In any given election, this is possible.  But using the overall universe of registered voters to project a result is fraught with error, and white college turns out in higher numbers than white non-college.

Do you remember 2004?  When Democrats were doing better with working class voters, they were getting absolutely trounced with the white college vote.  So we would look at a poll of all registered voters, and Kerry would lead.  Then we would look at a poll of likely voters and want to throw soda cups at the TV screen.
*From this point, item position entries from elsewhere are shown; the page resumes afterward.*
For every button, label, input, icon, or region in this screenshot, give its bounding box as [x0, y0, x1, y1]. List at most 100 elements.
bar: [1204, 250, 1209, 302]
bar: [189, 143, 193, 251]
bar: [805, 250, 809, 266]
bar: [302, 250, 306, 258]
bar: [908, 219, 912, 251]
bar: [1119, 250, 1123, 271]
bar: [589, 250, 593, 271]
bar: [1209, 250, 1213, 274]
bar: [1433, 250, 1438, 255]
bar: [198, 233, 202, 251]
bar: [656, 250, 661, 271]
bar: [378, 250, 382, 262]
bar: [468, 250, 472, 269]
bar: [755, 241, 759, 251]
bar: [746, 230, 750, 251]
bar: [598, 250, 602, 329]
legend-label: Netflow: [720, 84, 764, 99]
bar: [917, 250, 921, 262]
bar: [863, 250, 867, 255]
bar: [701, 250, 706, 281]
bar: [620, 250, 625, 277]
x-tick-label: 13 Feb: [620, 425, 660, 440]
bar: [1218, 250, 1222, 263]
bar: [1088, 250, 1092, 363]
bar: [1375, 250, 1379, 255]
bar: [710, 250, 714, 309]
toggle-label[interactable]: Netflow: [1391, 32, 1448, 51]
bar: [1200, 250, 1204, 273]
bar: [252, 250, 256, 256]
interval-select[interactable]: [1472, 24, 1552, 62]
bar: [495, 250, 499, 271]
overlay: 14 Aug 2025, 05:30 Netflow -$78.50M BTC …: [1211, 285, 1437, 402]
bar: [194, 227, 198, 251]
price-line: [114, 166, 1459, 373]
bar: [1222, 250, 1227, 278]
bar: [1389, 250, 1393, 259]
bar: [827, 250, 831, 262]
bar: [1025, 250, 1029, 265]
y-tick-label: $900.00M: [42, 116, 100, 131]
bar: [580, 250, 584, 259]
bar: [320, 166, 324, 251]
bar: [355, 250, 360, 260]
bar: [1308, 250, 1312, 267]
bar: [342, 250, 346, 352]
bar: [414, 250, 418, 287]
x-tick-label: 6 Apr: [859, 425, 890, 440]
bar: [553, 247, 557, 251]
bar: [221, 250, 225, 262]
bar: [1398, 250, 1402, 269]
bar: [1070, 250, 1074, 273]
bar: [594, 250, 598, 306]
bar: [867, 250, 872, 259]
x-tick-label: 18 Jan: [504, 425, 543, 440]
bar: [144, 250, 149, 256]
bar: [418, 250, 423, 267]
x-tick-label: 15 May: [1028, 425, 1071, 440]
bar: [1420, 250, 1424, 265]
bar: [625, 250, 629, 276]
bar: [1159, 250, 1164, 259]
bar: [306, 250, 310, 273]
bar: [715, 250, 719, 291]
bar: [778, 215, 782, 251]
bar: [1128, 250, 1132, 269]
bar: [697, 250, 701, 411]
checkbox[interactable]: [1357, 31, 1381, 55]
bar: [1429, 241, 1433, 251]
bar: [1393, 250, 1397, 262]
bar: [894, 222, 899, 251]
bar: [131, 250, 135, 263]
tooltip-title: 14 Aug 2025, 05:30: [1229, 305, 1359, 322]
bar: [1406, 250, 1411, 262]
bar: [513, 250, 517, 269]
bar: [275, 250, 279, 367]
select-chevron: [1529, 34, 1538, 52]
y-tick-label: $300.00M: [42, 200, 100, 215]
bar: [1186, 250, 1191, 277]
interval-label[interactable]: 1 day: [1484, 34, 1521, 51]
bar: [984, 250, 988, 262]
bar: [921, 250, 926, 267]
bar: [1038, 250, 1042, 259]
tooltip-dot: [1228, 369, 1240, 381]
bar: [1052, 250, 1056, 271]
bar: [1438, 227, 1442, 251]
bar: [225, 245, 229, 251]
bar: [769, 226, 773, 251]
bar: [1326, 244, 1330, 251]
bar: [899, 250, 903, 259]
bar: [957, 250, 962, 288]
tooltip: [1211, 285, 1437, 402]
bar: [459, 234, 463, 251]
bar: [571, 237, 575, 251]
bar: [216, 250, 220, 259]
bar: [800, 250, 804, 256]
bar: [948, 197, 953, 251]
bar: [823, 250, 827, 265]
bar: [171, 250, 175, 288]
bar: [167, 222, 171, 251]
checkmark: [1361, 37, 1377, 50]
Well the same dynamic is playing out now.  President Biden is doing better among all likely voters, because one of the most likely groups to vote, white college grads, support him.  In 2020, their turnout was 72 percent.

So why is polling so unfavorable to the President?  Imagine a universe of young people, and we do polling.  Young people are notoriously hard to reach by phone, so we have to weight to account for their lack of response.  Say we need, out of a poll of 500 respondents, 100 young people.  but we can only reach 50.

As non-respondents rise, weighting smaller subsets of respondents to fill in those groups create a wide variance.

The other thing to remind everyone of, is that among all demographics, voters that will talk vs. text are more likely to be conservative, as I have noted in previous posts.

From last May’s The Claw News:

In the modern era, a random sampling is almost impossible because there is more cultural diversity, perhaps more importantly, behavioral diversity within cultures, than ever.  A college student that texts only is more likely to be progressive or a Democrat than a college student who talks on the phone.  We knew this nearly ten years ago.

Overall, self-designated political conservatives appear to be the least advanced, and active, when it comes to mobile technology. Pew found that while liberal, conservative and independent voters are equally likely to own a cell phone, only 40% of conservative voters own a smartphone, significantly fewer than liberal (56%) or moderate (55%) voters. Also, only 68% of conservatives use text messaging, compared to 78% of moderates and 81% of liberals.

So those 50 young people we reached?  They are not representative of young people as a whole, who are much more likely to text than talk.

So Quinnipiac is right now, going through the Twitter treatment where partisans are calling into question their credibility and agenda, which is ridiculous.  I can assure you, nobody at Quinnipiac is giggling to themselves, nobody is deliberately skewing data, and the data itself is valid.  Valid data is not always representative, and in this era, response rates are at an all-time low.

From the Harvard Science Data Review:

Because it is incredibly difficult to randomly sample in the contemporary polling environment, most pollsters augment random sampling with weighting and related tools such as quota sampling and multilevel regression with poststratification. These weighting-type adjustments make the nonrandom samples resulting from nonresponse look like they came from a random sample, but with a cost: the techniques require us to assume that the decision to respond is independent of the content of response once the weighting variables have been controlled for.

So my advice is simple:

Look at the cross tabs of any poll and compare those to long-established data trends to get a full read of the poll.

Going forward, the clearest indicators we will be able to take from a poll, most any poll, is internal data.  It is somewhat easier to know how subsets of people are feeling, though by no means a breeze, but response rates make modeling an electorate extremely difficult.

And for the heck of it, where do I see the race, right now?

I am confident in 2024 it will not be close.  As attention focuses on his leadership, and inflation recedes, his numbers will rise.  On election day, I am predicting an approval rating of 51 percent with a popular vote margin of at least nine points carrying all 2020 states plus N.C., with Ohio being a tossup/lean Joe and Texas being a straight up coin flip.